Atalla Ayan joined the ensemble of the Stuttgart Opera in the 2011/12 season and has appeared there in many of the roles he often sings internationally. He has also had the opportunity to add new roles to his repertoire, such as Tamino in Die Zauberflöte, Don Ottavio in Don Giovanni, Fenton in Falstaff, Lensky in Eugene Onegin, Alfred in Die Fledermaus, Ismaele in Nabucco, Il Duca in Rigoletto, and many others. His most recent role debuts in Stuttgart have included the title roles in Faust and Les Contes d’Hoffmann.

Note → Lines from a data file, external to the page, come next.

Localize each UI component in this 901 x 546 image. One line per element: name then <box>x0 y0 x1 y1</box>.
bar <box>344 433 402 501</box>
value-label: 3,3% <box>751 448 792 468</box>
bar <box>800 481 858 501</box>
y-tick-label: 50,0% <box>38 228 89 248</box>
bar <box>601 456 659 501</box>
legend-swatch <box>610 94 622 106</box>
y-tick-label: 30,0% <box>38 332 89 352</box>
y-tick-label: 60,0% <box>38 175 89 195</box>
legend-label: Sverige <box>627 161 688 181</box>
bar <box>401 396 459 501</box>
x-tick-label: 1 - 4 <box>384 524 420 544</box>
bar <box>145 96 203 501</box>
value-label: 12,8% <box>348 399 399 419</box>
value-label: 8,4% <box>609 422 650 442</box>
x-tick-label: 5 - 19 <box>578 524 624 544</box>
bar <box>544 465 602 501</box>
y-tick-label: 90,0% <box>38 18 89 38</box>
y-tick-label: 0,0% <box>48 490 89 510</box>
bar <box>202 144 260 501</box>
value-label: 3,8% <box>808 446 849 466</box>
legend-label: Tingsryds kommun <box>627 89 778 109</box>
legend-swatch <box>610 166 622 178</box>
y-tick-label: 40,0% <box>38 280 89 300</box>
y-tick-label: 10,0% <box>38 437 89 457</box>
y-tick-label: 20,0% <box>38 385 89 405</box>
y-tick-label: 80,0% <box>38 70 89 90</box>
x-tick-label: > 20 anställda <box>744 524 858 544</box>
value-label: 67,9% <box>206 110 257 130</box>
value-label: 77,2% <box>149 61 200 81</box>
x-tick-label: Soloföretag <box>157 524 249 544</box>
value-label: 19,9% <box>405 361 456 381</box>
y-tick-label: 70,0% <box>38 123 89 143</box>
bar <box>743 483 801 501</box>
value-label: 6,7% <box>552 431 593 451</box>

Rodolfo in La Bohème has played a central role in Ayan’s career; it was in this role that me made his debuts at the Paris Opera, Teatro Colon in Buenos Aires, Dutch National Opera, Canadian Opera Company, Hungarian State Opera in Budapest, Royal Swedish Opera in Stockholm, and in Baden-Baden. He has also sung the role at the Royal Opera House, Covent Garden, Deutsche Oper Berlin, Semperoper Dresden, Bavarian State Opera in Munich, and in Cologne and Sao Paulo. Ayan sang his first Alfredo in La Traviata at the Teatro Carlo Felice in Genoa under Fabio Luisi and subsequently made debuts in this role at the Metropolitan Opera, San Francisco Opera, Den Norske Opera in Oslo, and Glyndebourne Festival. His debuts at both La Scala and in Munich were as Nemorino in L’elisir d’amore, at the Royal Opera House and Deutsche Oper Berlin as Ruggero in La Rondine, and at Opera Australia as Il Duca in Rigoletto. Ayan sang his first performances of Edgardo in Lucia di Lammermoor and as Des Grieux in Massenet’s Manon at the Cologne Opera. Last season, Ayan appeared as the Singer in the new production of Der Rosenkavalier for his debut at the Staatsoper Berlin. Following his debut at the Metropolitan Opera as Alfredo, Ayan has returned to the company as Christian in Alfano’s Cyrano de Bergerac and as Rinuccio in Gianni Schicchi.
Atalla Ayan frequently appears in concert and recital, having partnered with Angela Gheorghiu in Prague, Hamburg and Versailles. His growing operatic repertoire also includes Roméo in Roméo et Juliette, the title role in Werther, and Pinkerton in Madama Butterfly.